Sans échéance électorale, les épargnants semblent redécouvrir l'intérêt d'un placement actions et l'utilité d'inclure dans un portefeuille certaines entreprises vouées aux pires gémonies dans le passé (les valeurs pétrolières et les valeurs bancaires). La rotation entre classes d'actifs et secteurs se poursuit donc dans une joyeuse ambiance de marché de Noël à la Saint-Nicolas. Avec leur poids dans les indices, les financières et les matières premières lancent un vrai défi pour les gestions non indicielles qui seraient restées trop longtemps éloignées de ces thèmes value.

Sur le front économique, pour l'instant, les intentions et le programme de Trump aux Etats-Unis ont convaincu les investisseurs sur la prolongation du cycle américain. Mais il restera à prouver que redynamiser toutes les économies du monde avec la relance budgétaire constitue une solution viable et idoine et que l'inflation bénéficiera aussi aux salariés.
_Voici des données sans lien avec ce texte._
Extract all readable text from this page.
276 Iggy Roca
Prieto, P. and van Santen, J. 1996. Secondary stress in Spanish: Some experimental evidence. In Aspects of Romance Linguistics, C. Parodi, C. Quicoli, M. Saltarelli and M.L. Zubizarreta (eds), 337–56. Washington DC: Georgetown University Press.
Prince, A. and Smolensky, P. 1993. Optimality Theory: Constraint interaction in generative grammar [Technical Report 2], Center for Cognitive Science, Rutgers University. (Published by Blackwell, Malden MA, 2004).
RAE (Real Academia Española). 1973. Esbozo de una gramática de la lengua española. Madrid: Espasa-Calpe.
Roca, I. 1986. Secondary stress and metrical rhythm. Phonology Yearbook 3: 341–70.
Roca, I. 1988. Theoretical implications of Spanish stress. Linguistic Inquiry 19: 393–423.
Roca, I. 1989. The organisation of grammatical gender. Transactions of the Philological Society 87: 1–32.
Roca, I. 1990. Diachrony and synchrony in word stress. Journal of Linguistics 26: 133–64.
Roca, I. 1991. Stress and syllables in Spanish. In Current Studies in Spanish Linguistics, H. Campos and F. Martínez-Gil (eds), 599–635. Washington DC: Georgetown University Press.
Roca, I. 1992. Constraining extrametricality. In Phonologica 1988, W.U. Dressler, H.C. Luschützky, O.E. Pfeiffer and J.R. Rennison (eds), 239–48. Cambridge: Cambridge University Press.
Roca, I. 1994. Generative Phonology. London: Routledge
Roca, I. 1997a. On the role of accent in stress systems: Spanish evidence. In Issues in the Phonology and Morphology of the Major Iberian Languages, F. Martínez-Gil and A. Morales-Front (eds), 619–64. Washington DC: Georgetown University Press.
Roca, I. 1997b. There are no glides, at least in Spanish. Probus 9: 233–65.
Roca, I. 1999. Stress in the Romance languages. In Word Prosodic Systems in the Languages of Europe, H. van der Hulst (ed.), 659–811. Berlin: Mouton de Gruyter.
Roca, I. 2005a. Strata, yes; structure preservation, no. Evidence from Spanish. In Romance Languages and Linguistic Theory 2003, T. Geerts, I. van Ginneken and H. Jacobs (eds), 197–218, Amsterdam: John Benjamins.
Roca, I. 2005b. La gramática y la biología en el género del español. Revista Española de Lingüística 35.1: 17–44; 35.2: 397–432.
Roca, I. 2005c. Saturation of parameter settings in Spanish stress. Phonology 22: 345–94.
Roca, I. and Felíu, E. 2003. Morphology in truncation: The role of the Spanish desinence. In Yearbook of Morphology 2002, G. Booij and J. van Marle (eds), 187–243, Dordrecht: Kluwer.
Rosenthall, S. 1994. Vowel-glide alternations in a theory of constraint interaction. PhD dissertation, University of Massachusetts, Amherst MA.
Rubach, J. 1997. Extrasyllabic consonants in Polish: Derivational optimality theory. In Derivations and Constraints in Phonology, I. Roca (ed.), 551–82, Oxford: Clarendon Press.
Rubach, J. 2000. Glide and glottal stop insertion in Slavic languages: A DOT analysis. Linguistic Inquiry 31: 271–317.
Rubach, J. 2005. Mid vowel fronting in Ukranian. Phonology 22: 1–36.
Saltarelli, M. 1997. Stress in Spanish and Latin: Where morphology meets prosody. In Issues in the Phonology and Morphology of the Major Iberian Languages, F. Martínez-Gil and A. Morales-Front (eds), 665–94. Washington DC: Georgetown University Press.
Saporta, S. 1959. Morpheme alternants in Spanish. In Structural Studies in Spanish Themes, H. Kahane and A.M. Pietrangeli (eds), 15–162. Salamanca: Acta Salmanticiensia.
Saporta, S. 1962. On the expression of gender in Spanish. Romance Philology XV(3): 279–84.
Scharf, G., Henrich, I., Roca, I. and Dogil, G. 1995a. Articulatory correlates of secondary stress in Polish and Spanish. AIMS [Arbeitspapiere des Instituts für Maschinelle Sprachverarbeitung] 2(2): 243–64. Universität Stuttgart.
Dans la zone euro, la BCE a annoncé le rallongement de son programme de rachat d'actifs tout en diminuant les montants mensuels achetés (de 80 md€ à 60 md€) et en modifiant les modalités d'achat rendues désormais plus souples (notamment sur les critères du rendement et de la maturité). De manière déguisée, ces annonces ressemblent plus à une forme de "tapering" et le marché obligataire ne s'y est pas trompé puisque les taux souverains européens ont tous progressé le jour de l'annonce. Ainsi, la divergence monétaire entre les Etats-Unis et la zone euro pourrait ne plus perdurer. Laisser les taux américains trop monter et ne pas accompagner la politique monétaire américaine pourrait conduire à diriger la majorité des flux mondiaux vers la zone dollar et ainsi pénaliser l'Europe. Il est encore temps de recharger les portefeuilles en valeurs bancaires et en thématiques value. Depuis 2008, il a été quasiment impossible de convaincre un investisseur européen de se tourner vers les actions européennes et vers ce type de secteurs. Ces investissements "maudits" pourraient bien redevenir (un peu plus) à la mode.